Hawk studied Concho’s face. “You’ve got blood on your cheek—”

“It ain’t mine,” Concho interrupted, smoothing Hawk’s hair back from his forehead. “In fact, you’re the only one who really got hurt. Dugan must have been holding a grudge, even after all this time, for you dropping him like you did,” Concho said with a fond smile.

“Dugan…?” Then seeing him hadn’t been a hallucination? Hawk felt his mouth drop open.

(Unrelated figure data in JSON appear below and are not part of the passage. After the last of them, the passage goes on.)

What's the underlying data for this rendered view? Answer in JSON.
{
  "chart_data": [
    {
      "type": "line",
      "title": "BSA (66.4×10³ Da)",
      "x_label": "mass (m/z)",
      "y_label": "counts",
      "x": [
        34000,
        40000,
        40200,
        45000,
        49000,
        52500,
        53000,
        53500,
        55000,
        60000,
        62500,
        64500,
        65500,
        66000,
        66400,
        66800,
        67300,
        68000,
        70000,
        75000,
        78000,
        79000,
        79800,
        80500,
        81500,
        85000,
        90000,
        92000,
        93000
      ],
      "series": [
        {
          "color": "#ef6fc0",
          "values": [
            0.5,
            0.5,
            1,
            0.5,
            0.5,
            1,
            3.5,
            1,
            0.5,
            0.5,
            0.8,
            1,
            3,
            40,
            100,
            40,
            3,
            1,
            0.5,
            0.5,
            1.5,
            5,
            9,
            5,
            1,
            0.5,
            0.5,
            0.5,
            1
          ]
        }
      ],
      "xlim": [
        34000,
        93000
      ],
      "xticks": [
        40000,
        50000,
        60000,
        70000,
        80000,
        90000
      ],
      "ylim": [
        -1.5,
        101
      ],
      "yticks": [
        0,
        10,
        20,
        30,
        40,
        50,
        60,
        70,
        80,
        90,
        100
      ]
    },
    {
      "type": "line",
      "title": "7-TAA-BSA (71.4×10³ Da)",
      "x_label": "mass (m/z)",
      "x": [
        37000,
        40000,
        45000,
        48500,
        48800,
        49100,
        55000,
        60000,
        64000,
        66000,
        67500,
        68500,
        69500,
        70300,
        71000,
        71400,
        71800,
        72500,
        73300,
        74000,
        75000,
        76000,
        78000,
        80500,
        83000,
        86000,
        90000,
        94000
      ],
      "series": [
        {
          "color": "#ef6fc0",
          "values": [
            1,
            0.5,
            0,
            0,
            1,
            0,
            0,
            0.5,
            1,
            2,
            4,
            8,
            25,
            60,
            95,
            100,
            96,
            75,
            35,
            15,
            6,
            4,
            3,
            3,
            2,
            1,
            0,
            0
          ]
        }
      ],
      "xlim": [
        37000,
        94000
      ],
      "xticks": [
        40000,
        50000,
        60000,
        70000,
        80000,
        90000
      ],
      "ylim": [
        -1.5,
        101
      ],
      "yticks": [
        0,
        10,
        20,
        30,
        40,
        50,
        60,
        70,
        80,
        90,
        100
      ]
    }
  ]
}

“Didn’t I say? He was the one leading those guys. Guess it took them a few tries to get the frequency right. That’s why Altivia kept seeing those here-and-gone-again bogeys. They’d come out of cloaking just long enough to try their boarding trick.”

“Jesus,” Hawk sighed.

“Yeah, and while most of his crew were trying to breach our hold, Dugan came right for you.” Concho’s eyes grew even darker. “He hit you with some kind of hypnotic. We found the broken vial on the floor. I guess you fought back anyway, because he was choking you while trying to rip your clothes off. Bastard was ready to go for it. I knew there was something wrong when you didn’t respond to the alarm, and I kicked your door in just before he… um, just in time,” Concho finished, looking away for a moment and reaching to tuck the sheet tighter around Hawk’s chest.

He stood up suddenly, turning to move away from the bed. “Look, I should let you rest, like Doc says. Anything you need before I go? Water maybe? I can get you something from the galley if you—”

Hawk caught hold of Concho’s vest. “Hey. Don’t go,” he rasped.

Concho stood still, making no effort to pull away, and finally sat back down on the bed.

“That’s better,” Hawk whispered. “Concho,” he said, waiting until the man’s head finally turned his way, “all this time, you haven’t hardly talked to me, kept your distance, and now, when I need you, you’re here.”

The black-haired man looked at him intently, studying his face as though he’d memorize it. “I didn’t want to get in your way. Being around you was enough. I wasn’t going to ask for anything else.”

Hawk was stunned. “But I… I thought you didn’t like me. It’s what you’ve always said.”

Concho smiled a little. “I don’t.”

Hawk took a tighter grip on Concho’s vest, wishing he could use it to shake sense out of the man. “What…?”

Concho smiled again, and this time his face almost glowed with it. He lowered his head until the tip of his nose touched Hawk’s. “I don’t like you, Hawkman,” he whispered. “I love you.”

And to Hawk’s surprise, their mouths came together for the first time—but not the last.